Legends of Comics

The weblog, Comics Should Be Good, is running an occasional series examining rumors from the history of comic books, declaring some true and others as urban legends. It's good stuff and I hope they (or someone) will set up a Snopes-style webpage that specializes in such debunking. I hereby volunteer to participate as much as I can.

In this item, they're puzzling a bit over the story that for a long time, Marvel Comics were distributed by Independent News, which was an arm of DC Comics and which restricted how many comics Marvel (even before it was called Marvel) could publish. This is true, and it even went past limiting the number of titles.
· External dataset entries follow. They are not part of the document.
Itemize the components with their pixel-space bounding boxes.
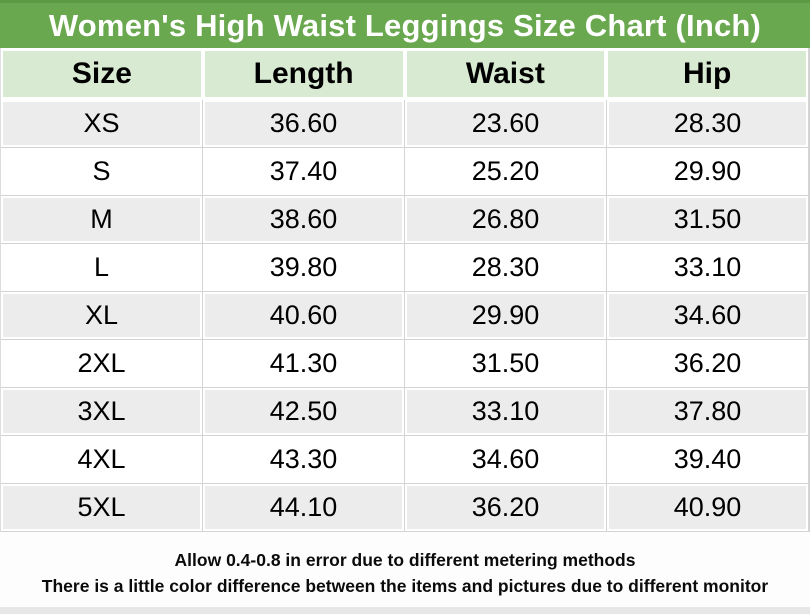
hip-cell: 36.20 — [607, 340, 808, 387]
hip-cell: 33.10 — [607, 244, 808, 291]
length-cell: 42.50 — [203, 388, 404, 435]
waist-cell: 31.50 — [405, 340, 606, 387]
hip-cell: 28.30 — [607, 100, 808, 147]
length-cell: 44.10 — [203, 484, 404, 531]
header-size: Size — [3, 51, 201, 97]
waist-cell: 29.90 — [405, 292, 606, 339]
size-cell: 5XL — [1, 484, 202, 531]
hip-cell: 37.80 — [607, 388, 808, 435]
hip-cell: 31.50 — [607, 196, 808, 243]
size-cell: M — [1, 196, 202, 243]
size-table-body: XS 36.60 23.60 28.30 S 37.40 25.20 29.90 M 38.60 2… — [0, 100, 810, 532]
waist-cell: 34.60 — [405, 436, 606, 483]
size-cell: S — [1, 148, 202, 195]
length-cell: 37.40 — [203, 148, 404, 195]
length-cell: 38.60 — [203, 196, 404, 243]
waist-cell: 23.60 — [405, 100, 606, 147]
header-length: Length — [204, 51, 403, 97]
hip-cell: 29.90 — [607, 148, 808, 195]
length-cell: 36.60 — [203, 100, 404, 147]
waist-cell: 26.80 — [405, 196, 606, 243]
length-cell: 41.30 — [203, 340, 404, 387]
size-cell: 2XL — [1, 340, 202, 387]
waist-cell: 36.20 — [405, 484, 606, 531]
chart-title-bar: Women's High Waist Leggings Size Chart (… — [0, 0, 810, 48]
size-cell: XS — [1, 100, 202, 147]
length-cell: 40.60 — [203, 292, 404, 339]
waist-cell: 25.20 — [405, 148, 606, 195]
footer-notes: Allow 0.4-0.8 in error due to different … — [0, 532, 810, 614]
header-waist: Waist — [406, 51, 605, 97]
size-cell: L — [1, 244, 202, 291]
hip-cell: 39.40 — [607, 436, 808, 483]
note-metering-error: Allow 0.4-0.8 in error due to different … — [174, 550, 636, 570]
size-cell: XL — [1, 292, 202, 339]
header-hip: Hip — [608, 51, 806, 97]
note-color-difference: There is a little color difference betwe… — [41, 576, 769, 596]
waist-cell: 28.30 — [405, 244, 606, 291]
size-table-header: Size Length Waist Hip — [0, 48, 810, 100]
chart-title: Women's High Waist Leggings Size Chart (… — [48, 7, 762, 43]
hip-cell: 34.60 — [607, 292, 808, 339]
size-cell: 4XL — [1, 436, 202, 483]
hip-cell: 40.90 — [607, 484, 808, 531]
bottom-strip — [0, 607, 810, 614]
waist-cell: 33.10 — [405, 388, 606, 435]
size-cell: 3XL — [1, 388, 202, 435]
length-cell: 43.30 — [203, 436, 404, 483]
length-cell: 39.80 — [203, 244, 404, 291]
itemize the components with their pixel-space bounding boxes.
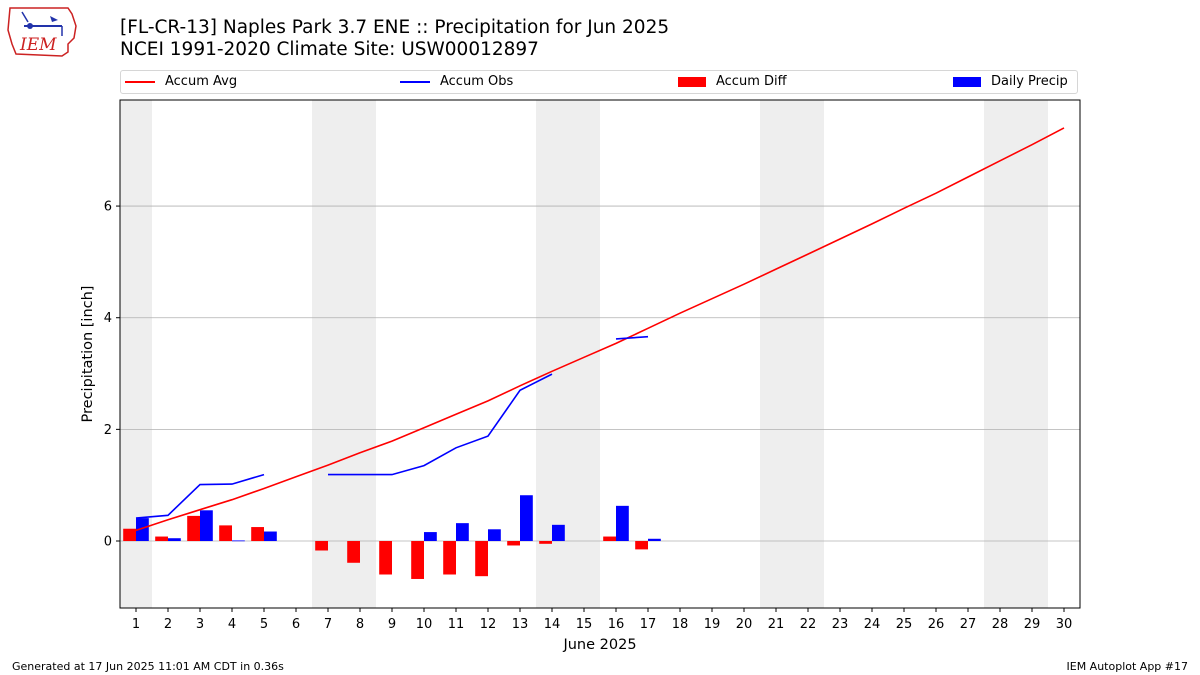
legend-item-accum-avg: Accum Avg: [125, 74, 237, 90]
weekend-band-1: [120, 100, 152, 608]
x-tick-label: 26: [928, 617, 945, 632]
legend-label-accum-avg: Accum Avg: [165, 74, 238, 89]
daily-precip-bar-day-12: [488, 529, 501, 542]
daily-precip-bar-day-16: [616, 505, 629, 542]
x-tick-label: 18: [672, 617, 689, 632]
accum-diff-bar-day-14: [539, 541, 552, 544]
accum-diff-bar-day-3: [187, 515, 200, 542]
y-tick-label: 2: [104, 423, 112, 438]
x-tick-label: 20: [736, 617, 753, 632]
legend-swatch-accum-diff: [678, 76, 706, 87]
daily-precip-bar-day-10: [424, 532, 437, 542]
x-tick-label: 8: [356, 617, 364, 632]
iem-logo: IEM: [7, 7, 77, 57]
weekend-band-2: [312, 100, 376, 608]
y-tick-label: 6: [104, 200, 112, 215]
x-tick-label: 16: [608, 617, 625, 632]
app-id: IEM Autoplot App #17: [1066, 660, 1189, 673]
x-tick-label: 1: [132, 617, 140, 632]
x-tick-label: 22: [800, 617, 817, 632]
chart-subtitle: NCEI 1991-2020 Climate Site: USW00012897: [120, 39, 539, 60]
accum-diff-bar-day-16: [603, 536, 616, 542]
accum-diff-bar-day-11: [443, 541, 456, 575]
x-tick-label: 19: [704, 617, 721, 632]
legend-swatch-daily-precip: [953, 76, 981, 87]
x-tick-label: 15: [576, 617, 593, 632]
legend-label-daily-precip: Daily Precip: [991, 74, 1068, 89]
x-tick-label: 27: [960, 617, 977, 632]
x-tick-label: 29: [1024, 617, 1041, 632]
x-tick-label: 12: [480, 617, 497, 632]
daily-precip-bar-day-2: [168, 538, 181, 542]
x-tick-label: 13: [512, 617, 529, 632]
daily-precip-bar-day-4: [232, 540, 245, 542]
accum-diff-bar-day-7: [315, 541, 328, 551]
y-axis-label: Precipitation [inch]: [80, 286, 96, 423]
legend-item-accum-obs: Accum Obs: [400, 74, 513, 90]
x-tick-label: 4: [228, 617, 236, 632]
accum-diff-bar-day-17: [635, 541, 648, 550]
accum-diff-bar-day-12: [475, 541, 488, 577]
legend-swatch-accum-obs: [400, 80, 430, 83]
accum-diff-bar-day-10: [411, 541, 424, 579]
x-tick-label: 7: [324, 617, 332, 632]
weekend-band-5: [984, 100, 1048, 608]
chart-title: [FL-CR-13] Naples Park 3.7 ENE :: Precip…: [120, 17, 670, 38]
x-tick-label: 11: [448, 617, 465, 632]
accum-obs-line-segment-3: [615, 335, 649, 340]
plot-area: [119, 99, 1081, 609]
accum-diff-bar-day-13: [507, 541, 520, 546]
generated-timestamp: Generated at 17 Jun 2025 11:01 AM CDT in…: [12, 660, 284, 673]
weekend-band-4: [760, 100, 824, 608]
x-tick-label: 28: [992, 617, 1009, 632]
accum-diff-bar-day-8: [347, 541, 360, 563]
weekend-band-3: [536, 100, 600, 608]
x-tick-label: 6: [292, 617, 300, 632]
x-tick-label: 9: [388, 617, 396, 632]
x-tick-label: 21: [768, 617, 785, 632]
x-axis-label: June 2025: [562, 637, 636, 653]
accum-obs-line-segment-2: [328, 373, 553, 476]
y-tick-label: 0: [104, 535, 112, 550]
legend: Accum Avg Accum Obs Accum Diff Daily Pre…: [120, 70, 1078, 94]
daily-precip-bar-day-14: [552, 524, 565, 542]
x-tick-label: 30: [1056, 617, 1073, 632]
accum-diff-bar-day-4: [219, 525, 232, 542]
daily-precip-bar-day-5: [264, 531, 277, 542]
daily-precip-bar-day-1: [136, 518, 149, 542]
x-tick-label: 17: [640, 617, 657, 632]
x-tick-label: 10: [416, 617, 433, 632]
accum-diff-bar-day-9: [379, 541, 392, 575]
accum-avg-line-segment-1: [135, 127, 1065, 532]
y-tick-label: 4: [104, 311, 112, 326]
daily-precip-bar-day-11: [456, 523, 469, 542]
x-tick-label: 24: [864, 617, 881, 632]
x-tick-label: 2: [164, 617, 172, 632]
legend-item-accum-diff: Accum Diff: [678, 74, 787, 90]
legend-label-accum-diff: Accum Diff: [716, 74, 787, 89]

Independent also steered them away from subject matters that competed head-on with DC books — or at least, they tried to. Marvel/Atlas publisher Martin Goodman was a pretty feisty guy who spent most of the years of this arrangement pressuring Independent to accept more books from him and to let him publish certain kinds of comics that he thought commercial. He also had hundreds of pages of comic book material he'd paid for but never published, and he wanted to publish westerns and "weird story" comics, for instance, so he could use up some of that inventory.

He was occasionally successful in convincing Independent, which is why, though the initial agreement in 1957 limited him to eight releases per month, he soon began to exceed that limit. In 1961, when he was permitted to publish Fantastic Four #1, he was over the eight-per-month restriction. They also yielded and let him publish some comics in genres that competed more or less with the DC product. When Marvel began to eclipse them in sales, some there regretted that concession.

One small thing that the weblog gets wrong is when they write, "…finally, in 1968, Marvel was a big enough sales success (and DC was in a major sales slump) that they were able to negotiate their way out of the deal entirely, allowing themselves to sign with Curtis Distribution. You may have noticed that 1968 saw the end of Tales of Suspense and Tales of Astonish. That was because finally, Marvel was free to make title decisions fully on their own!" That's almost right except that Marvel's 1968 expansion actually occurred while they were still with Independent.

What happened was that in late '67, Goodman finally won a major point in his ongoing battle with Independent. He wanted to publish more comics than they'd allow him to put out, and he wanted to do things like ghost comics and love comics, which they were then denying him. Finally, he said to them, in effect, "Look…my contract with you is expiring in March of 1969. At that point, you're either going to let me publish what I want or I'm going to find a distributor who will. You and I are both trying to sell our companies so we have a mutual interest in inflating our grosses. Let me expand now and it will give both companies a big boost." Jack Liebowitz, who ran DC and Independent, had previously been worried about allowing Goodman to flood the newsstands with product, fearing it would harm the market and harm DC. But he was then angling to sell DC and Independent to a company called Kinney National Services, and he saw the wisdom of even a temporary jolt to the distributor's fortunes. He also knew that Goodman wasn't bluffing; that he could find a distributor who would let him publish without restriction. Liebowitz wanted to keep Marvel under the Independent umbrella if that was at all possible, so they negotiated a new arrangement. It didn't lift all restrictions right away but it did allow him considerable expansion room, which he used to begin adding more titles.

The decision probably helped both companies. Grosses were up when Liebowitz concluded the deal to sell to Kinney. Goodman soon sold Marvel to an outfit called Perfect Film and Chemical Corporation. The only snag for DC was that since Perfect Film owned a magazine distributor, Marvel moved there when their old distribution contract expired.

Apart from that, the story as reported is true. Marvel was distributed for many years by DC. One of the reasons some comic book writers and artists felt so imprisoned in their jobs, and accepted that they had to tolerate some onerous terms of employment, was that the "competitors" weren't truly competing. DC and Marvel had a number of co-operative business dealings (the Comics Code was another) and there was often a feeling, true or not, that publishers were conspiring to limit pay scales and would sometimes agree not to hire certain individuals away from another company. As Jack Kirby once said, "Any time two publishers have lunch, somewhere a freelancer goes hungry."